Cocksure, he is, but is he stupid? The decision to pause reciprocal tariffs for 90 days is a clear sign he is not. The imposition of reciprocal tariff was certainly not a stupid decision and there is a method in his madness. More so, because he doesn’t have much time to do what he wants to do as he can’t run for presidency again. And he failed, in his first term, when he tried to do things in a milder way. 

And those who think the pause is a result of market turmoil and the fear of recession etc, do not understand him. That is exactly what he did in case of Canada and Mexico, after imposing the tariff early in his presidency. As of now, while imports of USMCA (United States-Mexico-Canada Agreement) compliant goods are duty free whereas sector-specific tariffs for metals, automobiles are in force. 

As stated by the US president multiple times, the ultimate enemy is the trade surplus enjoyed by the rest of the world over the US. This stood at over $1.2 trillion in 2024 as per the bureau of economic analysis, with China having the largest surplus. Imagine, a small country like Vietnam having a surplus of $124 billion, with US exports being less than 10% of what it imports from the country! No wonder Vietnam figures at the top of the tariff chart, imposed by US. While Trump appears to have lost touch with the principles of economics, what he knows, and possibly, economists do not want to know, is that the free trade principle can sustain only when there is a level playing field. That China could fool the world for last 20-25 years is the result of China’s dominance in comprehensive national power. 

And the 90 days pause gives a breather to everyone, including the US consumers. He has managed to bring all the countries on to the negotiating table, something the nudges in the first term failed. The most likely scenario that emerges now is that the trade surplus nations would be forced to reduce their tariffs on imports from the US and bring about greater trade balance. These countries also stand a chance to increase their exports to US for goods facing sector-specific tariffs like metals, automobiles, depending upon the terms of the agreement. They would have an edge over countries which would face higher rates of tariff, reducing the competition. And it would not be surprising if sufficiently large number of countries reach an agreement since exports to GDP is higher for most of these countries than the US.

Where India fits into all this

India read the writing on the wall pretty quickly, starting off with the Prime Minister’s visit, followed by the commerce minister, with the external affairs minister chipping in through his own network. The target for the US is to bring down India’s trade surplus which stands at about $50 bn. Their target also seems achievable due to the possibility of India increasing its energy sourcing, high-end goods such as cars, wines etc from US, which would not cause a burden on the common man in India. Yet, the imports of agricultural products would be a tough trade-off. 

Recall that Indian government had also increased tariffs especially in sectors such as electronics, solar power etc since the pandemic, much to the chagrin of the economists. But the decisions have been fruitful, as demonstrated by the significant scaling up of manufacturing base for electronic goods and sharp increase in its exports, with solar also moving in the same direction although the magnitude of gains are lower. 
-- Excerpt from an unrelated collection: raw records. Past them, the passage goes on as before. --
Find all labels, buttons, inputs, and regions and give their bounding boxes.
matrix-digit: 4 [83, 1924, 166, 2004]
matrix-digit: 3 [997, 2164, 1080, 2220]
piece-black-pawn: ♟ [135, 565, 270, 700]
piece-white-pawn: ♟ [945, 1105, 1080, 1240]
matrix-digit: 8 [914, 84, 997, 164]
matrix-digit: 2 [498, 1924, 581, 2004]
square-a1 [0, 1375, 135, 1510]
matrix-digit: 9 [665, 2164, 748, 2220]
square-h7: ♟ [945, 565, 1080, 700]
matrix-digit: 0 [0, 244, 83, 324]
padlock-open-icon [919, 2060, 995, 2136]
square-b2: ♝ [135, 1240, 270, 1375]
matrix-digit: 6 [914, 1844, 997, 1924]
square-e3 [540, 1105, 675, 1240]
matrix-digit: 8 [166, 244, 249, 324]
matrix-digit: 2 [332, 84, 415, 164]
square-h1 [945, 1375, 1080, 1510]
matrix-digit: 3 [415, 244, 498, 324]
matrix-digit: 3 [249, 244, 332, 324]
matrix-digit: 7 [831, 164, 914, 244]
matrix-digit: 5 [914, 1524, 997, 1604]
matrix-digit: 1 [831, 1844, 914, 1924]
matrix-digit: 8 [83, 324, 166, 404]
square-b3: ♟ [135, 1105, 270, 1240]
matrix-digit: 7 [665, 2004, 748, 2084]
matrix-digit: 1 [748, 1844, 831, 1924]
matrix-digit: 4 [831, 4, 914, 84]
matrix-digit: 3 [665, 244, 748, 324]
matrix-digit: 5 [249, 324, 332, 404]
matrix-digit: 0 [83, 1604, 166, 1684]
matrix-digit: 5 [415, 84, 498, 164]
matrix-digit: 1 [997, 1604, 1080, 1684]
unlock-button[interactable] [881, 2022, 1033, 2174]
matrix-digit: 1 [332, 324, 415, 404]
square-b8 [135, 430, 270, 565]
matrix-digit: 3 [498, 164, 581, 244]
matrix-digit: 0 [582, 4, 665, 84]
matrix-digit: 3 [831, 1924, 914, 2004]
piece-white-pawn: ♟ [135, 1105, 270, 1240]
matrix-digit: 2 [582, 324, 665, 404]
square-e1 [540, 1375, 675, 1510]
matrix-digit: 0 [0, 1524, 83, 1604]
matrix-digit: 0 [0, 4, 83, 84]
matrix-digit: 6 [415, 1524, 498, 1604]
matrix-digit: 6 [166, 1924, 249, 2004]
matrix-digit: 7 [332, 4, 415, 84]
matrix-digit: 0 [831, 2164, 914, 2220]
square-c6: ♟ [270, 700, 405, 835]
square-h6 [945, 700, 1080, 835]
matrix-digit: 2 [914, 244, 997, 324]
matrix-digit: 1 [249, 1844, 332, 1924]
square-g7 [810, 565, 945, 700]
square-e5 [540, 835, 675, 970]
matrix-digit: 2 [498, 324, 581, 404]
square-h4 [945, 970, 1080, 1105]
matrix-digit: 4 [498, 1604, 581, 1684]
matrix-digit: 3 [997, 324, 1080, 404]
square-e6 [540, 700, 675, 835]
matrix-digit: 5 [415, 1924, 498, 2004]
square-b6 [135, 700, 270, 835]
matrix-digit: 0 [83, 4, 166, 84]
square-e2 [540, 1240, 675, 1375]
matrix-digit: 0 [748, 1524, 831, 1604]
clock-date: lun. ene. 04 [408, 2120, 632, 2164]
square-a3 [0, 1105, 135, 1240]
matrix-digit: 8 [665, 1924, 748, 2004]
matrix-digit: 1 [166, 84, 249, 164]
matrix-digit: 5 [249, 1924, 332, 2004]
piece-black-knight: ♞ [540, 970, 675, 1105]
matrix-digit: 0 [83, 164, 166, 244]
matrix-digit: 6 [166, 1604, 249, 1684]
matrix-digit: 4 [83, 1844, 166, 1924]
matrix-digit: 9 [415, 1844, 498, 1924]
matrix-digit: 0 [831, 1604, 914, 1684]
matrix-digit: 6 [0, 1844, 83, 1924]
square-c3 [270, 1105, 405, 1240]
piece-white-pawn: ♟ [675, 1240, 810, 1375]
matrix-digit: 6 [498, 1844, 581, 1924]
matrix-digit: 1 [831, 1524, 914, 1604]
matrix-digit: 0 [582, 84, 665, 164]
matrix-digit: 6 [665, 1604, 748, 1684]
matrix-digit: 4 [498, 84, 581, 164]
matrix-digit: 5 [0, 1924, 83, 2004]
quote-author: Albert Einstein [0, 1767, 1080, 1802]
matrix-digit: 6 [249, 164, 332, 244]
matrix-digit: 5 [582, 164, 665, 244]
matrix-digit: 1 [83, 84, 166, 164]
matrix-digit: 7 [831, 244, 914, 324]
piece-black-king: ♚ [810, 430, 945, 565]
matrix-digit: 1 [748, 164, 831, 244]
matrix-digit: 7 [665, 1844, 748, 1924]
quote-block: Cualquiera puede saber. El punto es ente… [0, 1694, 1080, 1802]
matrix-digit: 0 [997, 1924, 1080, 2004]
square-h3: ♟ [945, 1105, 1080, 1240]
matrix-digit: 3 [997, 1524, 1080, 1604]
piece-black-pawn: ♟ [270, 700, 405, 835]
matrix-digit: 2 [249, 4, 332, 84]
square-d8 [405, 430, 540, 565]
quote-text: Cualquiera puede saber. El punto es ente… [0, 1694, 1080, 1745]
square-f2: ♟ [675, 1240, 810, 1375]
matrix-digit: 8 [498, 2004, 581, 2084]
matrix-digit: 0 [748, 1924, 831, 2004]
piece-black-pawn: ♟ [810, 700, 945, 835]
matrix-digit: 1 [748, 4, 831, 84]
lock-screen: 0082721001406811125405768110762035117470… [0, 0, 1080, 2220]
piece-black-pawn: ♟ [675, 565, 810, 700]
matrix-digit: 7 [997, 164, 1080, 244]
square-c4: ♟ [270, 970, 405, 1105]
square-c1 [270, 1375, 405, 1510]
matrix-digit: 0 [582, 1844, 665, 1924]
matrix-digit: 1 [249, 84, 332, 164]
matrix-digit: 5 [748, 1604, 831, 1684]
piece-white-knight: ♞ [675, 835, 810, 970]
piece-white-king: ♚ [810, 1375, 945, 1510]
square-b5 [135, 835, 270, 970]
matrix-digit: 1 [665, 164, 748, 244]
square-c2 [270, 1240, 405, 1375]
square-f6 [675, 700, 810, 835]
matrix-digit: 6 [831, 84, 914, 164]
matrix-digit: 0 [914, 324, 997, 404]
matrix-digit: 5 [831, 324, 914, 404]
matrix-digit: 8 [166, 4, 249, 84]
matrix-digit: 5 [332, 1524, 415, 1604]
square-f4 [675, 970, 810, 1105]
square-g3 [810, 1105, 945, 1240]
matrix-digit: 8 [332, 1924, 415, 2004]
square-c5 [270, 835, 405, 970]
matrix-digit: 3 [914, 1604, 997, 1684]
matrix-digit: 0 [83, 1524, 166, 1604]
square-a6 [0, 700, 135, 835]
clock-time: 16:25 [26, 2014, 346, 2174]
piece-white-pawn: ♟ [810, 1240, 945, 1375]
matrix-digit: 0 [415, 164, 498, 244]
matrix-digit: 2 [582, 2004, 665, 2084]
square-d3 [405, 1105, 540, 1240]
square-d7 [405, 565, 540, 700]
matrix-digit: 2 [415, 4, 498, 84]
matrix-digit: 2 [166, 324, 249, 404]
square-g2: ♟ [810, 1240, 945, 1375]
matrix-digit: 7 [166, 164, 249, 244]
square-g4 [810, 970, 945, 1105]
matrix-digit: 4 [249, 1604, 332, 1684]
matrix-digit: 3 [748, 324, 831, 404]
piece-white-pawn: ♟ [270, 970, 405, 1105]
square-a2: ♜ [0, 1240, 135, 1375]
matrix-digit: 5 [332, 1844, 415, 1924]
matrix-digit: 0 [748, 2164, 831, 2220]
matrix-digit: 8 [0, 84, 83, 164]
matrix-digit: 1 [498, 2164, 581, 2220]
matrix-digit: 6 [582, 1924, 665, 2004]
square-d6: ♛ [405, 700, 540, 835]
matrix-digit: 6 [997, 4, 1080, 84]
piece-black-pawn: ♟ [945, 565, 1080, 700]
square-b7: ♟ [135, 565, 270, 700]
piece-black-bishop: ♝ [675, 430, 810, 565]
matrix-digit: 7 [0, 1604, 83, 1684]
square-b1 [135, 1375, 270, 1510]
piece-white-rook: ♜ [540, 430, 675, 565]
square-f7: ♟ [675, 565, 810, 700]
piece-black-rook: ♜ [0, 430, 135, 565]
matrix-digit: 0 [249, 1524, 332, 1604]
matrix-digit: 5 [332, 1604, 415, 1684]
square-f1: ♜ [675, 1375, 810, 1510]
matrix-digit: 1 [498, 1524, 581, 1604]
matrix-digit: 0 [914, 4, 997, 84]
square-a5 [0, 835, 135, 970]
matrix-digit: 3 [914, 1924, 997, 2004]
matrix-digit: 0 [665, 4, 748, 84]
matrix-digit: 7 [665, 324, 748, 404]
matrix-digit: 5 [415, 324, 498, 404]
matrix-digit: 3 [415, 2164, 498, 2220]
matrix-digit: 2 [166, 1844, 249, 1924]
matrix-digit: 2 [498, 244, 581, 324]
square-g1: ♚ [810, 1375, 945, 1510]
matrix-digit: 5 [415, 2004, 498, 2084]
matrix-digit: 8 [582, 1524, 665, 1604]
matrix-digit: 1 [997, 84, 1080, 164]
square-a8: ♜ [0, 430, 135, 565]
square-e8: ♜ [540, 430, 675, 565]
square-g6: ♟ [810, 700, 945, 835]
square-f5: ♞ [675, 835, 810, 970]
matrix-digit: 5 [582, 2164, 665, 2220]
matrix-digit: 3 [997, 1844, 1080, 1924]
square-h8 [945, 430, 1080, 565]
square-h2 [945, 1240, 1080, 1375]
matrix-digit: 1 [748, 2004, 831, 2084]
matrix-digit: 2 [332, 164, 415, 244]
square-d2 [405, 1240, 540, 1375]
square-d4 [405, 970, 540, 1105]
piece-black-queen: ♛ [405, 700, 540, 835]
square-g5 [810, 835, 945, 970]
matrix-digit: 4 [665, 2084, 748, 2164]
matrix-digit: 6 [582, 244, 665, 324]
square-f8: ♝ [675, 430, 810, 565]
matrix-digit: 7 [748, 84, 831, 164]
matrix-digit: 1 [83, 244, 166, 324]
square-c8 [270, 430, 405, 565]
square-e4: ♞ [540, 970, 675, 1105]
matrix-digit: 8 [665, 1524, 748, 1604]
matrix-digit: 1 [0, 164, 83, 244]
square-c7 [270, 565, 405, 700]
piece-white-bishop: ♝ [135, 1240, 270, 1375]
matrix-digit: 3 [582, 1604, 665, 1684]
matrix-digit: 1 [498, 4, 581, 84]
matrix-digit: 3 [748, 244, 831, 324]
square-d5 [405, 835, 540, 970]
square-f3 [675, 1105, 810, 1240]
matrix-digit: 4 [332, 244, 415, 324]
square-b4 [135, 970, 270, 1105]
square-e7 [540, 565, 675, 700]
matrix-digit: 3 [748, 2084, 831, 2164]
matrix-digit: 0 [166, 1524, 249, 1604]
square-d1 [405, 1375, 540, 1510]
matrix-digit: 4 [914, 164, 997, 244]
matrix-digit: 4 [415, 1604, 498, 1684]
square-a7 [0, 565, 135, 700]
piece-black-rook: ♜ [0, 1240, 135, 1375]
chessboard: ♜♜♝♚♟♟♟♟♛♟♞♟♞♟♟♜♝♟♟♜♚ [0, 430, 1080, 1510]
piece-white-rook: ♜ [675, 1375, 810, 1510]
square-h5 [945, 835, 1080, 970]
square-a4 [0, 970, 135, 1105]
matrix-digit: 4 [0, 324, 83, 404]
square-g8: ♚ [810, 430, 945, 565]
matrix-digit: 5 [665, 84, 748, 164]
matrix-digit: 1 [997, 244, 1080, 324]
So, where would things be, a year from now? 

It could be a great divergence between those who cut a deal with US and those who do not. The US administration has said that about 50 countries have reached out to them to negotiate a deal. The US imports, a year from now, may not change much, except in sectors facing specific tariff. But the country of origin may have (assuming China doesn’t come to the table). On the other hand, US exporters would have much to cheer, especially in sectors like energy, agri-products and the high-end goods. The only variable here is the short-term pain of increased inflation and the possibility of a recession. Though lower fuel prices may provide some surplus to the gasoline guzzling nation, which could partially compensate for the increased cost of living, the reaction of the domestic population still remains uncertain. 

From India’s point of view, India Inc, as also the investors, the government and everyone else, has lot to look forward to. Those who can keep their money in the market for a year and have the nerves to hang-in there, must stay put!

The bigger question is, when will China blink?! 

Is Chinese economy on the way to a decades long downward spiral, much like what Japan faced since 1990s?